The Digital, Tangible

As inhabitants of the built world, we’ve come to perceive materials as characters in the language of construction. The units of masonry spell arches and bonds, metals and glass speak plates and panels. Further, we come to recognize and understand materials through their performance. A polished round column in a craftsman home may stand beside a piece of trim – both made of maple, but each delivering its own perspective on the nature of wood.
Digital fabrication presents an inherent challenge to what is intuitively “known” about the behavior and function of each material. Specifically, the shift in construction from the unitized (sticks, bricks, and sheets) or industrially manufactured to computer-controlled additive and subtractive processes.

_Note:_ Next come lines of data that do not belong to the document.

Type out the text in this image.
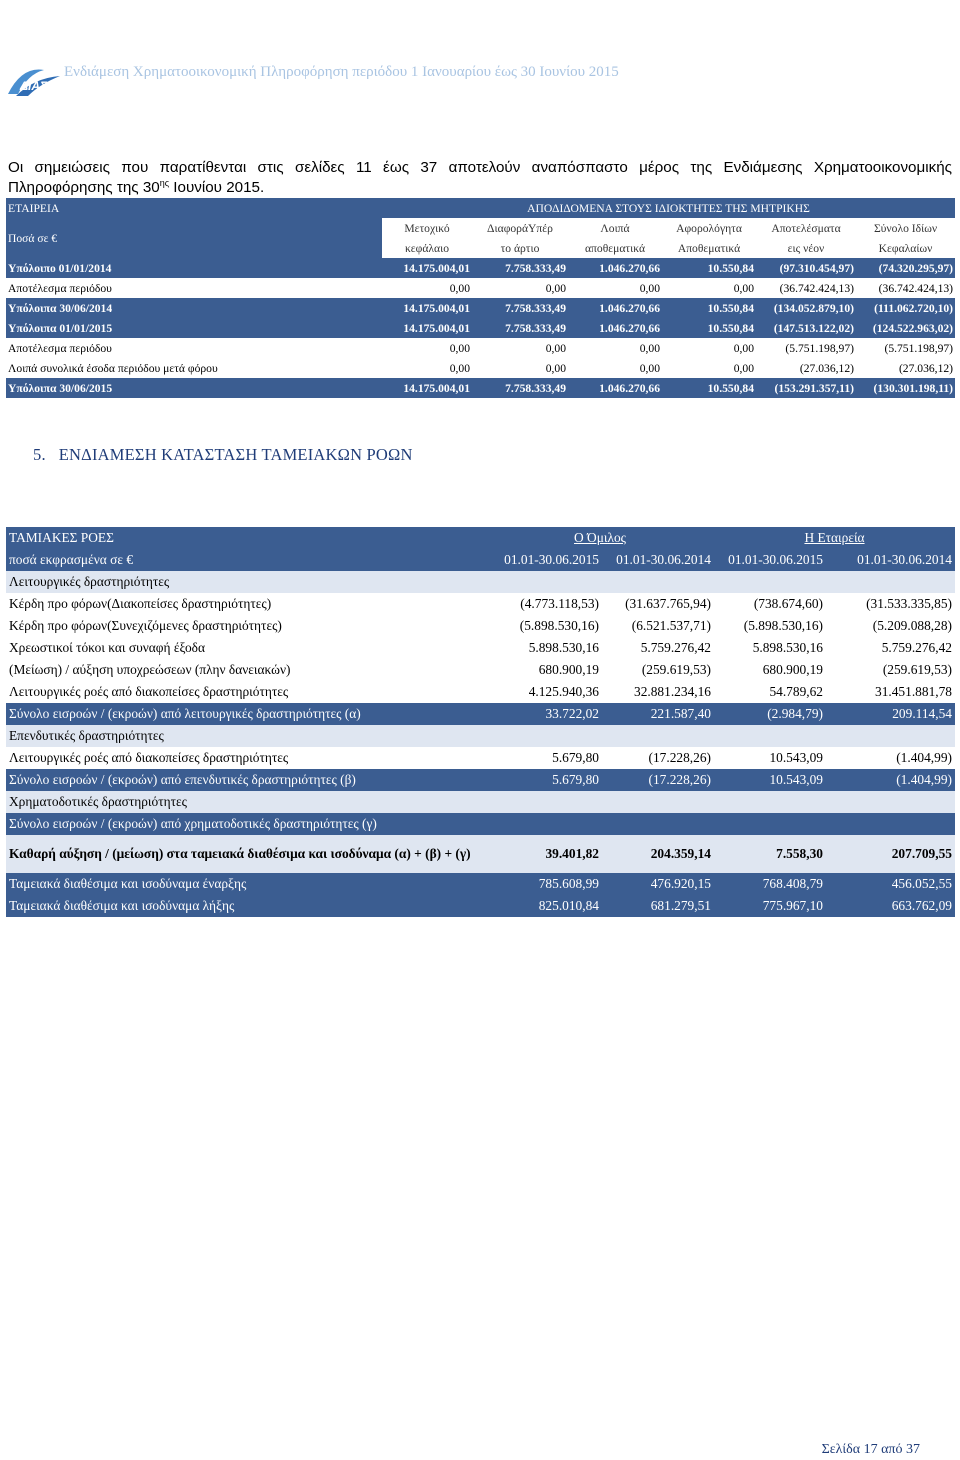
ΔΙΑΣ
Ενδιάμεση Χρηματοοικονομική Πληροφόρηση περιόδου 1 Ιανουαρίου έως 30 Ιουνίου 2015
Οι σημειώσεις που παρατίθενται στις σελίδες 11 έως 37 αποτελούν αναπόσπαστο μέρος της Ενδιάμεσης Χρηματοοικονομικής Πληροφόρησης της $30^{\eta\varsigma}$ Ιουνίου 2015.
ΕΤΑΙΡΕΙΑ	ΑΠΟΔΙΔΟΜΕΝΑ ΣΤΟΥΣ ΙΔΙΟΚΤΗΤΕΣ ΤΗΣ ΜΗΤΡΙΚΗΣ					
Ποσά σε €	Μετοχικό	ΔιαφοράΥπέρ	Λοιπά	Αφορολόγητα	Αποτελέσματα	Σύνολο Ιδίων
	κεφάλαιο	το άρτιο	αποθεματικά	Αποθεματικά	εις νέον	Κεφαλαίων
Υπόλοιπο 01/01/2014	14.175.004,01	7.758.333,49	1.046.270,66	10.550,84	(97.310.454,97)	(74.320.295,97)
Αποτέλεσμα περιόδου	0,00	0,00	0,00	0,00	(36.742.424,13)	(36.742.424,13)
Υπόλοιπα 30/06/2014	14.175.004,01	7.758.333,49	1.046.270,66	10.550,84	(134.052.879,10)	(111.062.720,10)
Υπόλοιπα 01/01/2015	14.175.004,01	7.758.333,49	1.046.270,66	10.550,84	(147.513.122,02)	(124.522.963,02)
Αποτέλεσμα περιόδου	0,00	0,00	0,00	0,00	(5.751.198,97)	(5.751.198,97)
Λοιπά συνολικά έσοδα περιόδου μετά φόρου	0,00	0,00	0,00	0,00	(27.036,12)	(27.036,12)
Υπόλοιπα 30/06/2015	14.175.004,01	7.758.333,49	1.046.270,66	10.550,84	(153.291.357,11)	(130.301.198,11)
5. ΕΝΔΙΑΜΕΣΗ ΚΑΤΑΣΤΑΣΗ ΤΑΜΕΙΑΚΩΝ ΡΟΩΝ
ΤΑΜΙΑΚΕΣ ΡΟΕΣ	Ο Όμιλος		Η Εταιρεία	
ποσά εκφρασμένα σε €	01.01-30.06.2015	01.01-30.06.2014	01.01-30.06.2015	01.01-30.06.2014
Λειτουργικές δραστηριότητες				
Κέρδη προ φόρων(Διακοπείσες δραστηριότητες)	(4.773.118,53)	(31.637.765,94)	(738.674,60)	(31.533.335,85)
Κέρδη προ φόρων(Συνεχιζόμενες δραστηριότητες)	(5.898.530,16)	(6.521.537,71)	(5.898.530,16)	(5.209.088,28)
Χρεωστικοί τόκοι και συναφή έξοδα	5.898.530,16	5.759.276,42	5.898.530,16	5.759.276,42
(Μείωση) / αύξηση υποχρεώσεων (πλην δανειακών)	680.900,19	(259.619,53)	680.900,19	(259.619,53)
Λειτουργικές ροές από διακοπείσες δραστηριότητες	4.125.940,36	32.881.234,16	54.789,62	31.451.881,78
Σύνολο εισροών / (εκροών) από λειτουργικές δραστηριότητες (α)	33.722,02	221.587,40	(2.984,79)	209.114,54
Επενδυτικές δραστηριότητες				
Λειτουργικές ροές από διακοπείσες δραστηριότητες	5.679,80	(17.228,26)	10.543,09	(1.404,99)
Σύνολο εισροών / (εκροών) από επενδυτικές δραστηριότητες (β)	5.679,80	(17.228,26)	10.543,09	(1.404,99)
Χρηματοδοτικές δραστηριότητες				
Σύνολο εισροών / (εκροών) από χρηματοδοτικές δραστηριότητες (γ)				
Καθαρή αύξηση / (μείωση) στα ταμειακά διαθέσιμα και ισοδύναμα (α) + (β) + (γ)	39.401,82	204.359,14	7.558,30	207.709,55
Ταμειακά διαθέσιμα και ισοδύναμα έναρξης	785.608,99	476.920,15	768.408,79	456.052,55
Ταμειακά διαθέσιμα και ισοδύναμα λήξης	825.010,84	681.279,51	775.967,10	663.762,09
Σελίδα 17 από 37
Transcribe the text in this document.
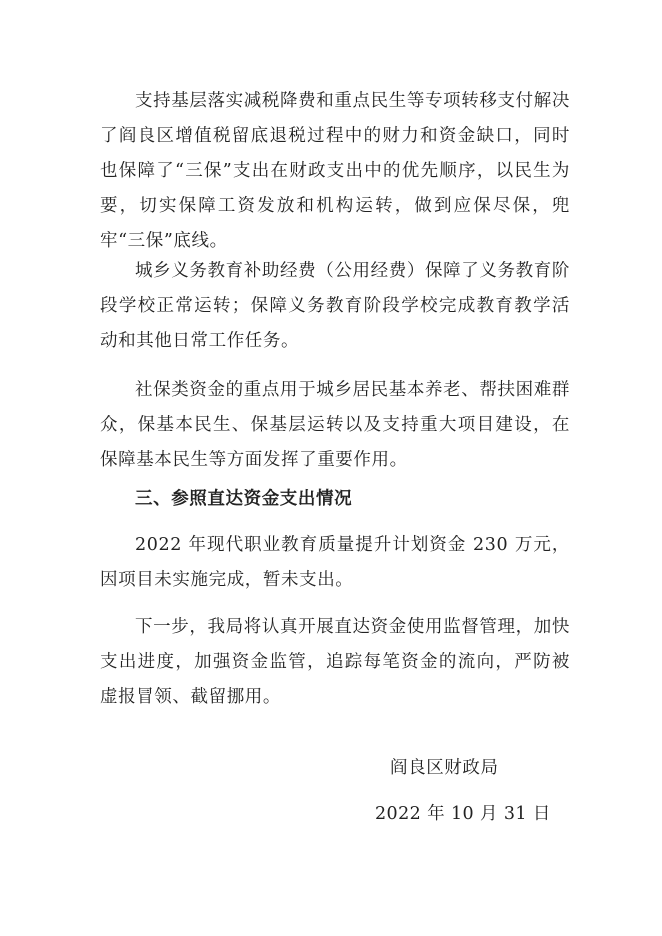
支持基层落实减税降费和重点民生等专项转移支付解决了阎良区增值税留底退税过程中的财力和资金缺口，同时也保障了“三保”支出在财政支出中的优先顺序，以民生为要，切实保障工资发放和机构运转，做到应保尽保，兜牢“三保”底线。

城乡义务教育补助经费（公用经费）保障了义务教育阶段学校正常运转；保障义务教育阶段学校完成教育教学活动和其他日常工作任务。

社保类资金的重点用于城乡居民基本养老、帮扶困难群众，保基本民生、保基层运转以及支持重大项目建设，在保障基本民生等方面发挥了重要作用。

三、参照直达资金支出情况

2022 年现代职业教育质量提升计划资金 230 万元，因项目未实施完成，暂未支出。

下一步，我局将认真开展直达资金使用监督管理，加快支出进度，加强资金监管，追踪每笔资金的流向，严防被虚报冒领、截留挪用。

阎良区财政局

2022 年 10 月 31 日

Evidence of the digital design and manufacture process is becoming more present all around us. Be it plasma cut patterns in metal facades or the striation of 3D printed components, this transformation of materials and structures has created a physical manifestation of the digital world.

“Subdivision,” by Michael Hansmeyer.

When the direct output of a parametric model materializes in the corporeal space we inhabit, what are the tectonic implications? When we see a column and know that it was born inside a computer, how do we expect it to behave? We may come to accept the presence of these digital artifacts just as we have the seams of injection-molded plastic or text printed on paper. I suspect, however, that as the digital replaces more of the physical, and more of the physical is conceived in the digital, the line between the two will become increasingly blurred.